Самое странное, что когда я думаю о тех, кто умер, то не ощущаю факта их смерти, хотя я видел и дядю Женю, и дядю Васю в том состоянии, что у нас принято именовать вечным сном:

На щеках одного – дяди Жени – запомнились синие жилки: как бывало с мороза;

другой – дядя Вася –, казалось, забыл побриться. Под кроватью скреблась кошка
и горячий, весенний свет
                        пылил в пенале квартирки
возле больницы, в которой родится мой брат....

ν

Я глаза закрываю: солнце ползёт по лицу,
осязая ладонями листьев по-весеннему вспухшее тело,
читая сквозистую книгу его,
где каждый просвет –
это звук в возрастающем гимне, значок
на раскрытом стане ландшафта,
в нараспашку зияющем полдне озёр и равнин.
Влажно бьётся сердце пространств.
Каждый мускул крепок, и воля
напрягает весёлый зрачок.

ξ

Было жизни начало от нас, брат,
недалёко, но как за холмом
исчезает заря, так погас, брат,
этот праздничный грохот вразлом

груди тополя, липы ли, вяза,
и теперь только сладкая гарь
да зелёная пена у глаза:
почек взрыв, да пустой календарь:

в нем белеют сгоревшие годы.
Впрочем, вписано много пока.
Но покой земляной несвободы
ощущают плечо и рука.


ο

Ещё усилие, как говорится, и мы обретём то состояние сна,
когда основание кажется вязким, раскрытым
вовне, и я становлюсь не собой,
а масками всех, кого видел уснувшими глубоко,
и, шевелясь то ли пеплом страниц, то ли мильонами губ,
перетекая во рваное молоко
с озера – стаей пятнистых форелей – всплывая со дна,
хвостом ударяя по молу, по серым плитам...

π

...назову корень корнем, руку – рукой,
почку – завязью будущих мук.

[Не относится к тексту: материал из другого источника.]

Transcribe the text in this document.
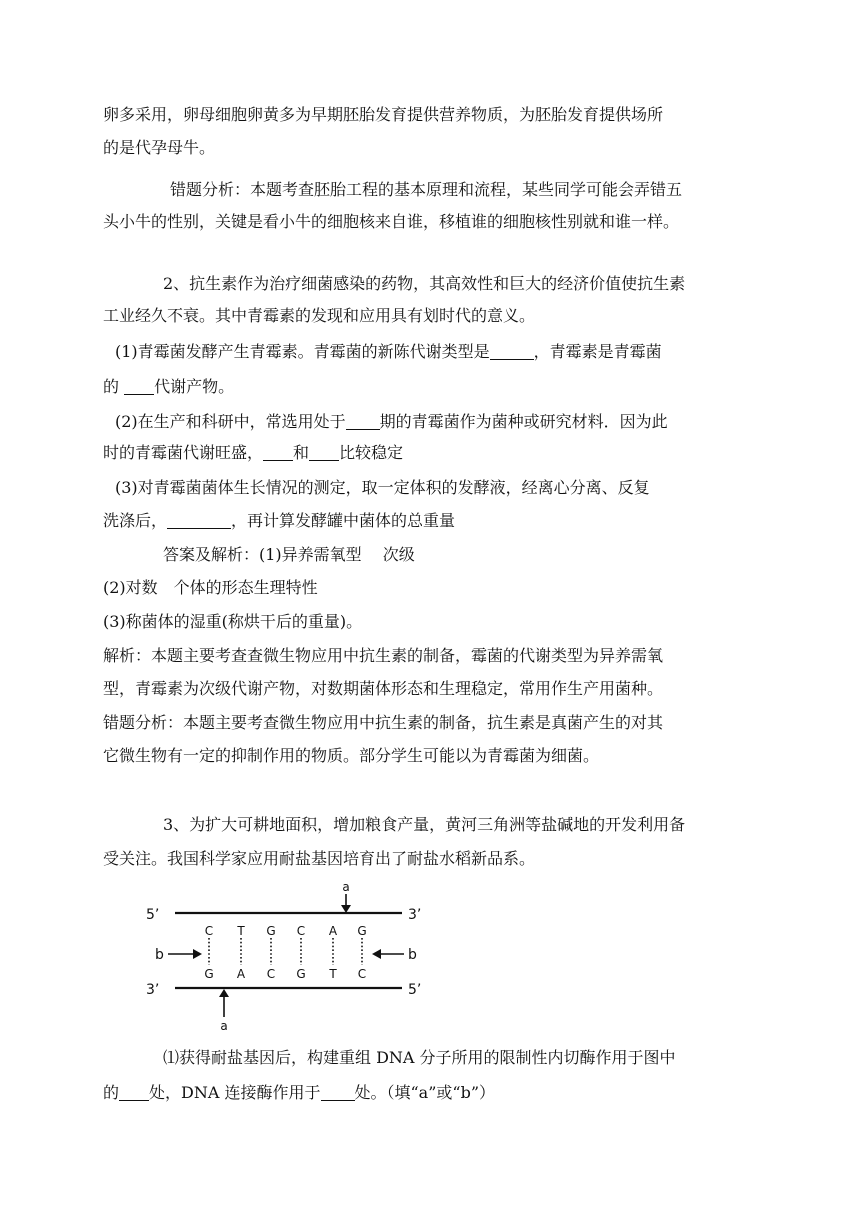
卵多采用，卵母细胞卵黄多为早期胚胎发育提供营养物质，为胚胎发育提供场所
的是代孕母牛。
错题分析：本题考查胚胎工程的基本原理和流程，某些同学可能会弄错五
头小牛的性别，关键是看小牛的细胞核来自谁，移植谁的细胞核性别就和谁一样。
2、抗生素作为治疗细菌感染的药物，其高效性和巨大的经济价值使抗生素
工业经久不衰。其中青霉素的发现和应用具有划时代的意义。
(1)青霉菌发酵产生青霉素。青霉菌的新陈代谢类型是	，青霉素是青霉菌
的 代谢产物。
(2)在生产和科研中，常选用处于 期的青霉菌作为菌种或研究材料．因为此
时的青霉菌代谢旺盛， 和 比较稳定
(3)对青霉菌菌体生长情况的测定，取一定体积的发酵液，经离心分离、反复
洗涤后，	，再计算发酵罐中菌体的总重量
答案及解析：(1)异养需氧型　 次级
(2)对数　个体的形态生理特性
(3)称菌体的湿重(称烘干后的重量)。
解析：本题主要考查查微生物应用中抗生素的制备，霉菌的代谢类型为异养需氧
型，青霉素为次级代谢产物，对数期菌体形态和生理稳定，常用作生产用菌种。
错题分析：本题主要考查微生物应用中抗生素的制备，抗生素是真菌产生的对其
它微生物有一定的抑制作用的物质。部分学生可能以为青霉菌为细菌。
3、为扩大可耕地面积，增加粮食产量，黄河三角洲等盐碱地的开发利用备
受关注。我国科学家应用耐盐基因培育出了耐盐水稻新品系。
5’	3’
3’	5’
C T G C A G
G A C G T C
a
a
b	b
⑴获得耐盐基因后，构建重组 DNA 分子所用的限制性内切酶作用于图中
的 处，DNA 连接酶作用于 处。（填“a”或“b”）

Расцветай, дивный гул,
через розу воды, через горло моё, через сердце моё: и бурли
голосами оживших навек.

ρ

Корчевать деревья, слова, свои сны: в этом нету различья.
Я вчера вырывал сорняковое дерево, выросшее возле дома.

Не сравнения ради, а вправду: это было почти поединком
Иакова с ангелом – тело отрублено, но
узловатые крылья во влажной выживут почве.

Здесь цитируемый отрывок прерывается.